Heineken shares plunge on hangover fears
Dutch brewing giant Heineken on Monday saw its share price plummet over five per cent after revising outlook downwards for the year, despite reporting a leap in first-half profits.
The world’s second-largest brewer saw profits jump 9.1 per cent to 950 million euros (US$1.1 billion) from January to June, while revenue hit 10.8 billion euros, up 4.2 per cent from the same period last year, a statement said.
But Heineken revised downwards its outlook for the year as a whole, predicting a 20 basis point fall in operating profit margin for 2018.
Investors in the Amsterdam stock exchange reacted coolly to the news, dragging the company’s share price down nearly 5.8 per cent in Monday morning trading.
“Economic conditions are expected to remain volatile and Heineken assumes a negative currency impact, comparable to 2017, on revenue and operating profit,” Heineken’s statement said.

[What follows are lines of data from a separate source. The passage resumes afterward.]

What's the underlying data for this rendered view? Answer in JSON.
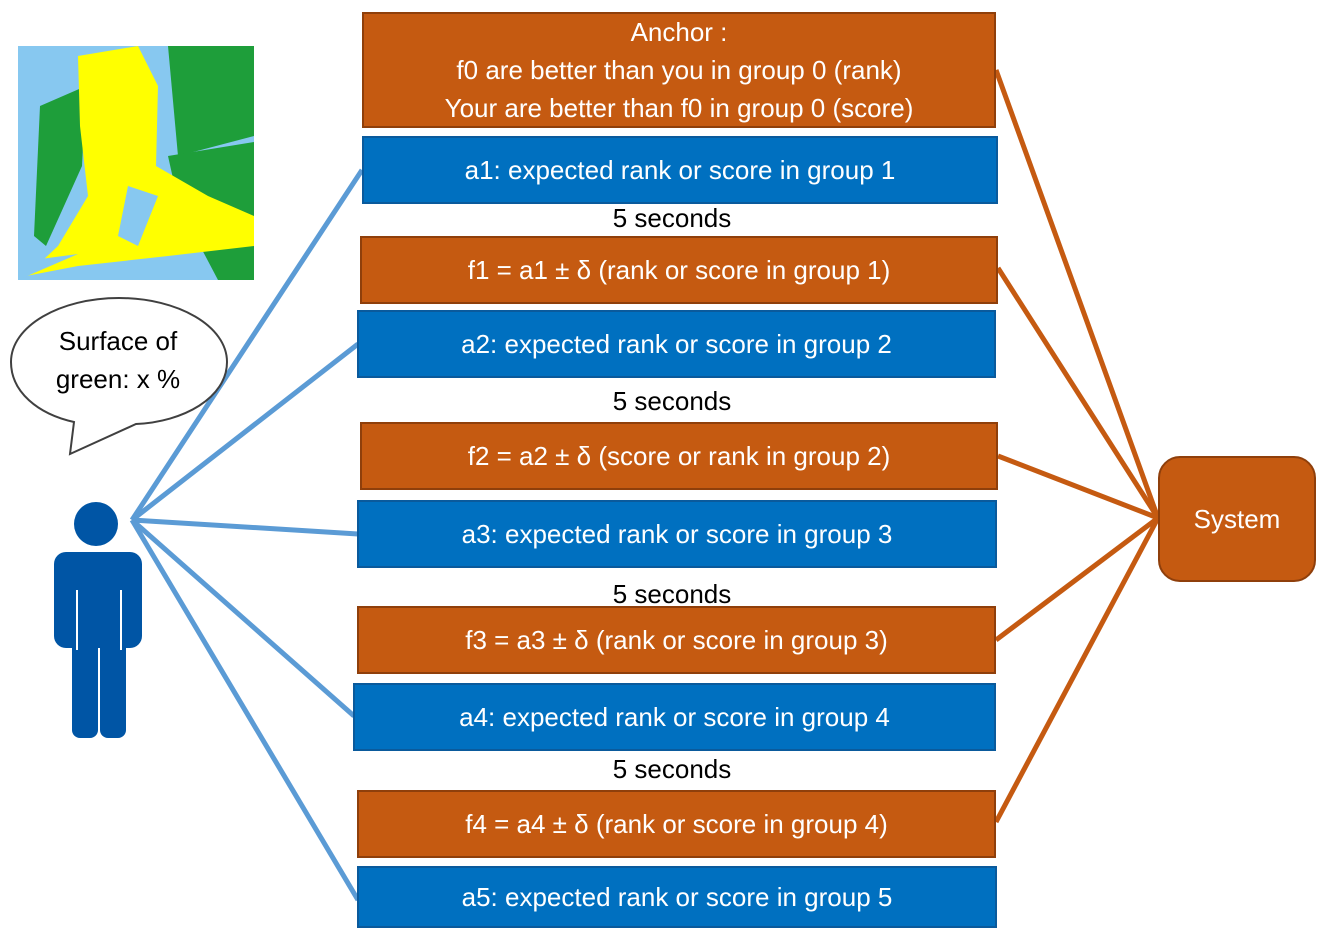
{
  "anchor": {
    "title": "Anchor :",
    "line1": "f0 are better than you in group 0 (rank)",
    "line2": "Your are better than f0 in group 0 (score)"
  },
  "steps": [
    {
      "id": "a1",
      "label": "a1: expected rank or score in group 1"
    },
    {
      "id": "gap1",
      "label": "5 seconds"
    },
    {
      "id": "f1",
      "label": "f1 = a1 ± δ (rank or score in group 1)"
    },
    {
      "id": "a2",
      "label": "a2: expected rank or score in group 2"
    },
    {
      "id": "gap2",
      "label": "5 seconds"
    },
    {
      "id": "f2",
      "label": "f2 = a2 ± δ (score or rank in group 2)"
    },
    {
      "id": "a3",
      "label": "a3: expected rank or score in group 3"
    },
    {
      "id": "gap3",
      "label": "5 seconds"
    },
    {
      "id": "f3",
      "label": "f3 = a3 ± δ (rank or score in group 3)"
    },
    {
      "id": "a4",
      "label": "a4: expected rank or score in group 4"
    },
    {
      "id": "gap4",
      "label": "5 seconds"
    },
    {
      "id": "f4",
      "label": "f4 = a4 ± δ (rank or score in group 4)"
    },
    {
      "id": "a5",
      "label": "a5: expected rank or score in group 5"
    }
  ],
  "system": {
    "label": "System"
  },
  "bubble": {
    "label": "Surface of green: x %"
  },
  "colors": {
    "orange": "#c55a11",
    "blue": "#0070c0",
    "person": "#0055a5",
    "user_line": "#5b9bd5",
    "system_line": "#c55a11",
    "stimulus_green": "#1e9e3a",
    "stimulus_yellow": "#ffff00",
    "stimulus_lightblue": "#87c8f0"
  }
}
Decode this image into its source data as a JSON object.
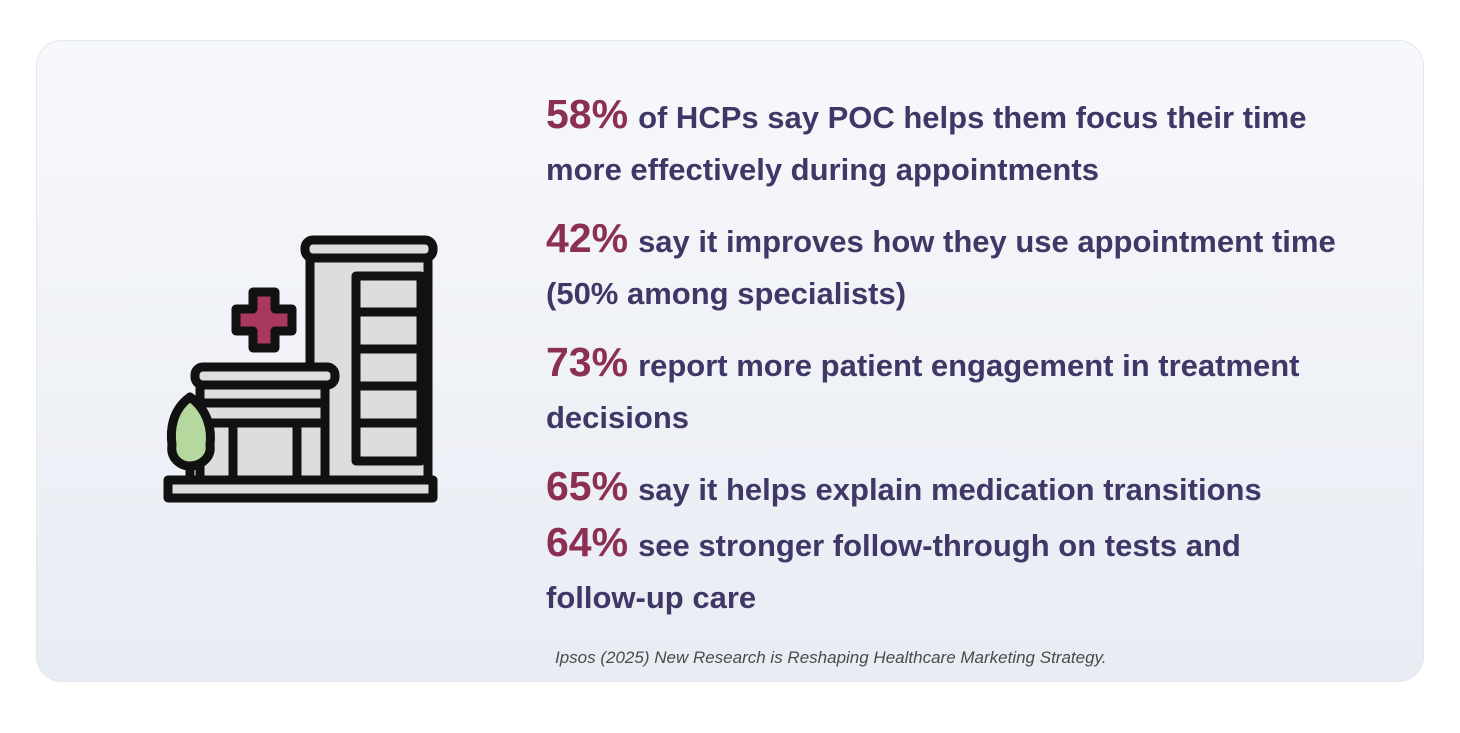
{
  "stats": [
    {
      "percent": "58%",
      "text": "of HCPs say POC helps them focus their time more effectively during appointments"
    },
    {
      "percent": "42%",
      "text": "say it improves how they use appointment time (50% among specialists)"
    },
    {
      "percent": "73%",
      "text": "report more patient engagement in treatment decisions"
    },
    {
      "percent": "65%",
      "text": "say it helps explain medication transitions"
    },
    {
      "percent": "64%",
      "text": "see stronger follow-through on tests and follow-up care"
    }
  ],
  "citation": "Ipsos (2025) New Research is Reshaping Healthcare Marketing Strategy."
}
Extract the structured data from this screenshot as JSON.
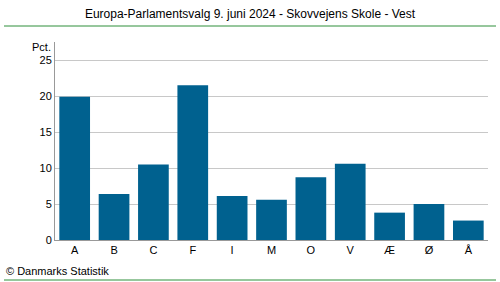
{
  "chart_data": {
    "type": "bar",
    "title": "Europa-Parlamentsvalg 9. juni 2024 - Skovvejens Skole - Vest",
    "y_label": "Pct.",
    "annotations": [
      "© Danmarks Statistik"
    ],
    "categories": [
      "A",
      "B",
      "C",
      "F",
      "I",
      "M",
      "O",
      "V",
      "Æ",
      "Ø",
      "Å"
    ],
    "values": [
      19.9,
      6.4,
      10.5,
      21.5,
      6.1,
      5.6,
      8.7,
      10.6,
      3.8,
      5.0,
      2.7
    ],
    "color": "#00618f",
    "ylim": [
      0,
      27.5
    ],
    "yticks": [
      0,
      5,
      10,
      15,
      20,
      25
    ],
    "grid": true
  }
}
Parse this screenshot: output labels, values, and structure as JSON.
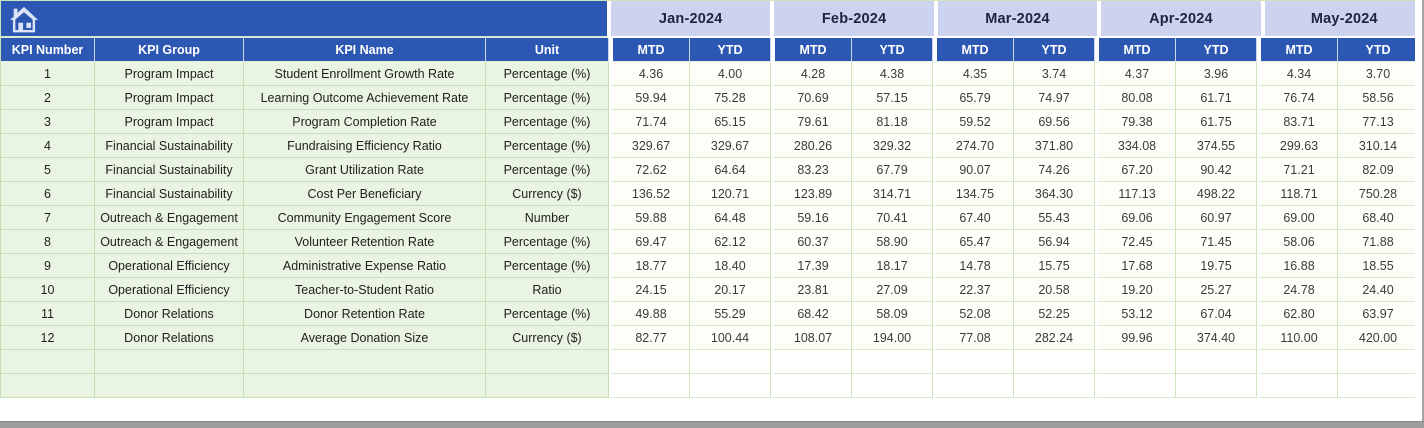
{
  "icons": {
    "home": "home-icon"
  },
  "colors": {
    "banner_blue": "#2c58b3",
    "header_row_blue": "#2c58b3",
    "month_header_bg": "#cdd3ee",
    "month_header_text": "#1b2440",
    "left_column_green": "#e9f4e2",
    "gridline_green": "#c6dfb4",
    "value_cell_bg": "#fdfef8",
    "scrollbar_gray": "#9d9d9d"
  },
  "months": [
    "Jan-2024",
    "Feb-2024",
    "Mar-2024",
    "Apr-2024",
    "May-2024"
  ],
  "sub_columns": [
    "MTD",
    "YTD"
  ],
  "left_headers": [
    "KPI Number",
    "KPI Group",
    "KPI Name",
    "Unit"
  ],
  "empty_row_count": 2,
  "rows": [
    {
      "number": "1",
      "group": "Program Impact",
      "name": "Student Enrollment Growth Rate",
      "unit": "Percentage (%)",
      "values": [
        "4.36",
        "4.00",
        "4.28",
        "4.38",
        "4.35",
        "3.74",
        "4.37",
        "3.96",
        "4.34",
        "3.70"
      ]
    },
    {
      "number": "2",
      "group": "Program Impact",
      "name": "Learning Outcome Achievement Rate",
      "unit": "Percentage (%)",
      "values": [
        "59.94",
        "75.28",
        "70.69",
        "57.15",
        "65.79",
        "74.97",
        "80.08",
        "61.71",
        "76.74",
        "58.56"
      ]
    },
    {
      "number": "3",
      "group": "Program Impact",
      "name": "Program Completion Rate",
      "unit": "Percentage (%)",
      "values": [
        "71.74",
        "65.15",
        "79.61",
        "81.18",
        "59.52",
        "69.56",
        "79.38",
        "61.75",
        "83.71",
        "77.13"
      ]
    },
    {
      "number": "4",
      "group": "Financial Sustainability",
      "name": "Fundraising Efficiency Ratio",
      "unit": "Percentage (%)",
      "values": [
        "329.67",
        "329.67",
        "280.26",
        "329.32",
        "274.70",
        "371.80",
        "334.08",
        "374.55",
        "299.63",
        "310.14"
      ]
    },
    {
      "number": "5",
      "group": "Financial Sustainability",
      "name": "Grant Utilization Rate",
      "unit": "Percentage (%)",
      "values": [
        "72.62",
        "64.64",
        "83.23",
        "67.79",
        "90.07",
        "74.26",
        "67.20",
        "90.42",
        "71.21",
        "82.09"
      ]
    },
    {
      "number": "6",
      "group": "Financial Sustainability",
      "name": "Cost Per Beneficiary",
      "unit": "Currency ($)",
      "values": [
        "136.52",
        "120.71",
        "123.89",
        "314.71",
        "134.75",
        "364.30",
        "117.13",
        "498.22",
        "118.71",
        "750.28"
      ]
    },
    {
      "number": "7",
      "group": "Outreach & Engagement",
      "name": "Community Engagement Score",
      "unit": "Number",
      "values": [
        "59.88",
        "64.48",
        "59.16",
        "70.41",
        "67.40",
        "55.43",
        "69.06",
        "60.97",
        "69.00",
        "68.40"
      ]
    },
    {
      "number": "8",
      "group": "Outreach & Engagement",
      "name": "Volunteer Retention Rate",
      "unit": "Percentage (%)",
      "values": [
        "69.47",
        "62.12",
        "60.37",
        "58.90",
        "65.47",
        "56.94",
        "72.45",
        "71.45",
        "58.06",
        "71.88"
      ]
    },
    {
      "number": "9",
      "group": "Operational Efficiency",
      "name": "Administrative Expense Ratio",
      "unit": "Percentage (%)",
      "values": [
        "18.77",
        "18.40",
        "17.39",
        "18.17",
        "14.78",
        "15.75",
        "17.68",
        "19.75",
        "16.88",
        "18.55"
      ]
    },
    {
      "number": "10",
      "group": "Operational Efficiency",
      "name": "Teacher-to-Student Ratio",
      "unit": "Ratio",
      "values": [
        "24.15",
        "20.17",
        "23.81",
        "27.09",
        "22.37",
        "20.58",
        "19.20",
        "25.27",
        "24.78",
        "24.40"
      ]
    },
    {
      "number": "11",
      "group": "Donor Relations",
      "name": "Donor Retention Rate",
      "unit": "Percentage (%)",
      "values": [
        "49.88",
        "55.29",
        "68.42",
        "58.09",
        "52.08",
        "52.25",
        "53.12",
        "67.04",
        "62.80",
        "63.97"
      ]
    },
    {
      "number": "12",
      "group": "Donor Relations",
      "name": "Average Donation Size",
      "unit": "Currency ($)",
      "values": [
        "82.77",
        "100.44",
        "108.07",
        "194.00",
        "77.08",
        "282.24",
        "99.96",
        "374.40",
        "110.00",
        "420.00"
      ]
    }
  ]
}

“Operating profit margin was lower than last year mainly due to the consolidation of Brasil Kirin, adverse currency effects, and higher input costs,” CEO Jean-Francois van Boxmeer said.
Last year Heineken took over Brasil Kirin and Lagunitas in the United States. In February this year the company opened its seventh brewery in Mexico, pouring 500 million euros into the venture. Heineken also acquired Red Stripe in 2015 and returned its export operations back to its roots in Jamaica — renewing the brand’s authenticity as a Jamaican product.
In the first half of the year, Heineken saw beer volumes rise 7.5 per cent worldwide, driven by double-digit growth in Brazil, South Africa, Russia, Nigeria, Mexico and several European countries. Heineken, in its 2017 annual report, noted that its international brands portfolio continued to be a strong driver of volume and premium revenue growth, representing all corners of the globe, and includes Amstel (which is now available in over 100 markets), Desperados, Sol, Tiger, Tecate, Red Stripe, Krušovice and Birra Moretti.
The group is the world’s second-largest brewer after Belgium-based AB InBev.
Heineken said sales were boosted by Uefa Champions League and Formula 1 sponsorships. Non-alcoholic Heineken 0.0 beer — now available in 33 countries — also continued to perform well following a 2017 launch.